A little known fact is that we develop cancers all over our bodies throughout our lifetime. Thanks to our immune system, which does its own innate screening and surveillance continually, many cancers never progress enough to be a threat. Screening thus leads to premature human intervention, when leaving the body to its own accord is the most prudent approach (sound familiar?).
Evidence accumulated over the last ten years shows how little benefit these screening tests actually provide. Although not a total wash, widespread screening helps in very small numbers, not worth the risk or cost. One study has concluded that $5.2 million must be spent on screening to prevent one prostate cancer death, and the authors pointed out that that numbers is probably even higher than that when including all costs.
Despite the growing evidence, changing the early detection screening paradigm will not be easy.
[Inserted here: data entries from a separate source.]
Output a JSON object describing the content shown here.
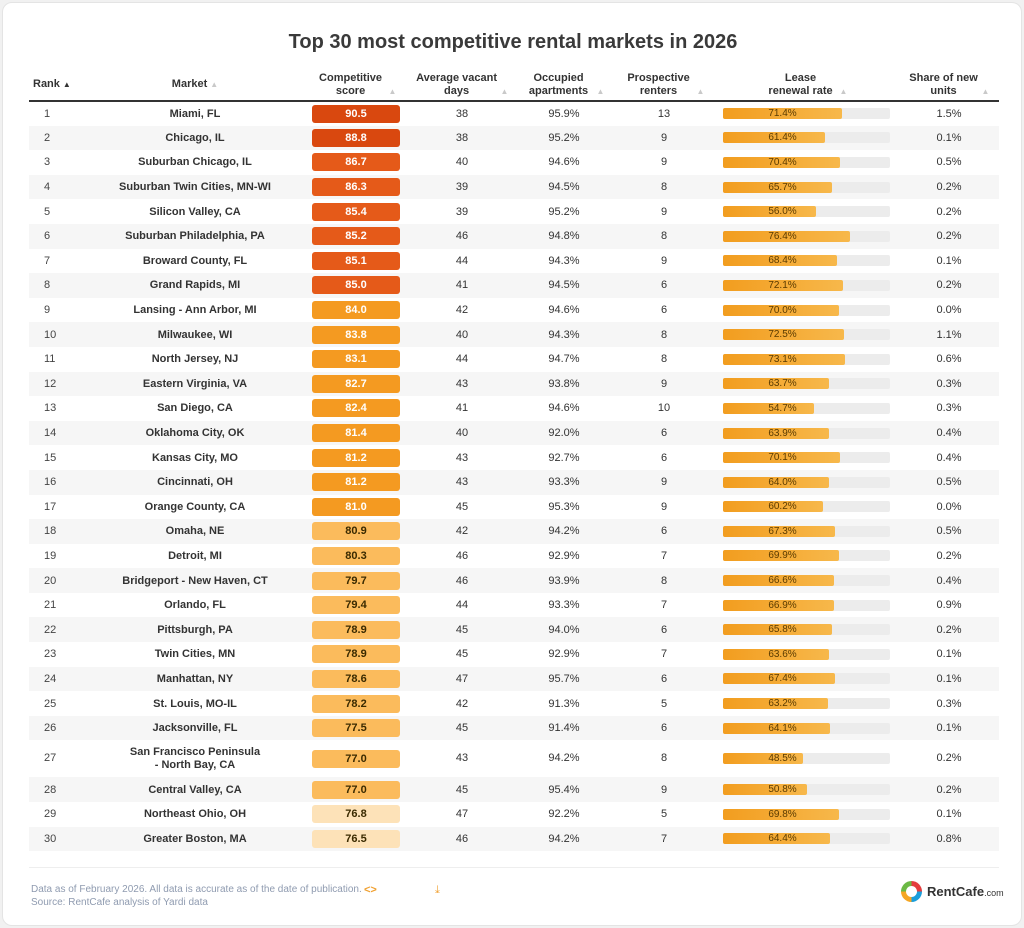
{
  "chart_data": {
    "type": "table",
    "title": "Top 30 most competitive rental markets in 2026",
    "columns": [
      {
        "label": "Rank",
        "sort": "asc"
      },
      {
        "label": "Market",
        "sort": "none"
      },
      {
        "label": "Competitive score",
        "sort": "none"
      },
      {
        "label": "Average vacant days",
        "sort": "none"
      },
      {
        "label": "Occupied apartments",
        "sort": "none"
      },
      {
        "label": "Prospective renters",
        "sort": "none"
      },
      {
        "label": "Lease renewal rate",
        "sort": "none"
      },
      {
        "label": "Share of new units",
        "sort": "none"
      }
    ],
    "rows": [
      {
        "rank": "1",
        "market": "Miami, FL",
        "score": "90.5",
        "vacant_days": "38",
        "occupied": "95.9%",
        "renters": "13",
        "renewal": "71.4%",
        "new_units": "1.5%"
      },
      {
        "rank": "2",
        "market": "Chicago, IL",
        "score": "88.8",
        "vacant_days": "38",
        "occupied": "95.2%",
        "renters": "9",
        "renewal": "61.4%",
        "new_units": "0.1%"
      },
      {
        "rank": "3",
        "market": "Suburban Chicago, IL",
        "score": "86.7",
        "vacant_days": "40",
        "occupied": "94.6%",
        "renters": "9",
        "renewal": "70.4%",
        "new_units": "0.5%"
      },
      {
        "rank": "4",
        "market": "Suburban Twin Cities, MN-WI",
        "score": "86.3",
        "vacant_days": "39",
        "occupied": "94.5%",
        "renters": "8",
        "renewal": "65.7%",
        "new_units": "0.2%"
      },
      {
        "rank": "5",
        "market": "Silicon Valley, CA",
        "score": "85.4",
        "vacant_days": "39",
        "occupied": "95.2%",
        "renters": "9",
        "renewal": "56.0%",
        "new_units": "0.2%"
      },
      {
        "rank": "6",
        "market": "Suburban Philadelphia, PA",
        "score": "85.2",
        "vacant_days": "46",
        "occupied": "94.8%",
        "renters": "8",
        "renewal": "76.4%",
        "new_units": "0.2%"
      },
      {
        "rank": "7",
        "market": "Broward County, FL",
        "score": "85.1",
        "vacant_days": "44",
        "occupied": "94.3%",
        "renters": "9",
        "renewal": "68.4%",
        "new_units": "0.1%"
      },
      {
        "rank": "8",
        "market": "Grand Rapids, MI",
        "score": "85.0",
        "vacant_days": "41",
        "occupied": "94.5%",
        "renters": "6",
        "renewal": "72.1%",
        "new_units": "0.2%"
      },
      {
        "rank": "9",
        "market": "Lansing - Ann Arbor, MI",
        "score": "84.0",
        "vacant_days": "42",
        "occupied": "94.6%",
        "renters": "6",
        "renewal": "70.0%",
        "new_units": "0.0%"
      },
      {
        "rank": "10",
        "market": "Milwaukee, WI",
        "score": "83.8",
        "vacant_days": "40",
        "occupied": "94.3%",
        "renters": "8",
        "renewal": "72.5%",
        "new_units": "1.1%"
      },
      {
        "rank": "11",
        "market": "North Jersey, NJ",
        "score": "83.1",
        "vacant_days": "44",
        "occupied": "94.7%",
        "renters": "8",
        "renewal": "73.1%",
        "new_units": "0.6%"
      },
      {
        "rank": "12",
        "market": "Eastern Virginia, VA",
        "score": "82.7",
        "vacant_days": "43",
        "occupied": "93.8%",
        "renters": "9",
        "renewal": "63.7%",
        "new_units": "0.3%"
      },
      {
        "rank": "13",
        "market": "San Diego, CA",
        "score": "82.4",
        "vacant_days": "41",
        "occupied": "94.6%",
        "renters": "10",
        "renewal": "54.7%",
        "new_units": "0.3%"
      },
      {
        "rank": "14",
        "market": "Oklahoma City, OK",
        "score": "81.4",
        "vacant_days": "40",
        "occupied": "92.0%",
        "renters": "6",
        "renewal": "63.9%",
        "new_units": "0.4%"
      },
      {
        "rank": "15",
        "market": "Kansas City, MO",
        "score": "81.2",
        "vacant_days": "43",
        "occupied": "92.7%",
        "renters": "6",
        "renewal": "70.1%",
        "new_units": "0.4%"
      },
      {
        "rank": "16",
        "market": "Cincinnati, OH",
        "score": "81.2",
        "vacant_days": "43",
        "occupied": "93.3%",
        "renters": "9",
        "renewal": "64.0%",
        "new_units": "0.5%"
      },
      {
        "rank": "17",
        "market": "Orange County, CA",
        "score": "81.0",
        "vacant_days": "45",
        "occupied": "95.3%",
        "renters": "9",
        "renewal": "60.2%",
        "new_units": "0.0%"
      },
      {
        "rank": "18",
        "market": "Omaha, NE",
        "score": "80.9",
        "vacant_days": "42",
        "occupied": "94.2%",
        "renters": "6",
        "renewal": "67.3%",
        "new_units": "0.5%"
      },
      {
        "rank": "19",
        "market": "Detroit, MI",
        "score": "80.3",
        "vacant_days": "46",
        "occupied": "92.9%",
        "renters": "7",
        "renewal": "69.9%",
        "new_units": "0.2%"
      },
      {
        "rank": "20",
        "market": "Bridgeport - New Haven, CT",
        "score": "79.7",
        "vacant_days": "46",
        "occupied": "93.9%",
        "renters": "8",
        "renewal": "66.6%",
        "new_units": "0.4%"
      },
      {
        "rank": "21",
        "market": "Orlando, FL",
        "score": "79.4",
        "vacant_days": "44",
        "occupied": "93.3%",
        "renters": "7",
        "renewal": "66.9%",
        "new_units": "0.9%"
      },
      {
        "rank": "22",
        "market": "Pittsburgh, PA",
        "score": "78.9",
        "vacant_days": "45",
        "occupied": "94.0%",
        "renters": "6",
        "renewal": "65.8%",
        "new_units": "0.2%"
      },
      {
        "rank": "23",
        "market": "Twin Cities, MN",
        "score": "78.9",
        "vacant_days": "45",
        "occupied": "92.9%",
        "renters": "7",
        "renewal": "63.6%",
        "new_units": "0.1%"
      },
      {
        "rank": "24",
        "market": "Manhattan, NY",
        "score": "78.6",
        "vacant_days": "47",
        "occupied": "95.7%",
        "renters": "6",
        "renewal": "67.4%",
        "new_units": "0.1%"
      },
      {
        "rank": "25",
        "market": "St. Louis, MO-IL",
        "score": "78.2",
        "vacant_days": "42",
        "occupied": "91.3%",
        "renters": "5",
        "renewal": "63.2%",
        "new_units": "0.3%"
      },
      {
        "rank": "26",
        "market": "Jacksonville, FL",
        "score": "77.5",
        "vacant_days": "45",
        "occupied": "91.4%",
        "renters": "6",
        "renewal": "64.1%",
        "new_units": "0.1%"
      },
      {
        "rank": "27",
        "market": "San Francisco Peninsula - North Bay, CA",
        "score": "77.0",
        "vacant_days": "43",
        "occupied": "94.2%",
        "renters": "8",
        "renewal": "48.5%",
        "new_units": "0.2%"
      },
      {
        "rank": "28",
        "market": "Central Valley, CA",
        "score": "77.0",
        "vacant_days": "45",
        "occupied": "95.4%",
        "renters": "9",
        "renewal": "50.8%",
        "new_units": "0.2%"
      },
      {
        "rank": "29",
        "market": "Northeast Ohio, OH",
        "score": "76.8",
        "vacant_days": "47",
        "occupied": "92.2%",
        "renters": "5",
        "renewal": "69.8%",
        "new_units": "0.1%"
      },
      {
        "rank": "30",
        "market": "Greater Boston, MA",
        "score": "76.5",
        "vacant_days": "46",
        "occupied": "94.2%",
        "renters": "7",
        "renewal": "64.4%",
        "new_units": "0.8%"
      }
    ],
    "score_colors": [
      {
        "min": 85.0,
        "bg": "#e55a19",
        "fg": "#ffffff"
      },
      {
        "min": 81.0,
        "bg": "#f49a21",
        "fg": "#ffffff"
      },
      {
        "min": 77.0,
        "bg": "#fbbb5c",
        "fg": "#3a2a00"
      },
      {
        "min": 0,
        "bg": "#fde2b8",
        "fg": "#3a2a00"
      }
    ],
    "top_score_color": {
      "min": 88.0,
      "bg": "#d9480f",
      "fg": "#ffffff"
    },
    "renewal_bar_color": "#f29d1f"
  },
  "footer": {
    "note_line1": "Data as of February 2026. All data is accurate as of the date of publication.",
    "note_line2": "Source: RentCafe analysis of Yardi data",
    "embed_icon": "code-icon",
    "download_icon": "download-icon",
    "logo_name": "RentCafe",
    "logo_suffix": ".com"
  }
}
When doctors are groomed in a culture of prevention (at least according to the obsolete medical model still dominating western health care), no matter how convoluted the version, and that culture then seeps into the mainstream consciousness to such a degree that the public expects diagnostic screening, it will be a difficult hill to climb to change things. No matter how erroneous the principle behind wide-spread cancer screening, in terms of practicality for doctors, weaning the public, getting over the fears of legal liability and just breaking habit will take time.
I am personally pleased by this spark of light igniting in medicine. It is part of the new paradigm I have been pushing for the last decade. My message is not that medicine is bad, or that a great conspiracy by the pharmaceutical industry and greedy doctors is in play (although a small movement has formed today pushing just this notion), but that we are following a faulty paradigm in health care. Our emphasis over the last half-century has been to direct the processes of the body, which are normally controlled by Innate. And if I’ve said it once, I’ve said it a million times: The body knows how to run itself. Yes, it occasionally needs help, but not to the degree with which we apply medical intervention. The latest findings by the USPSTF, and the push toward decreasing some screening test is a step in the right direction.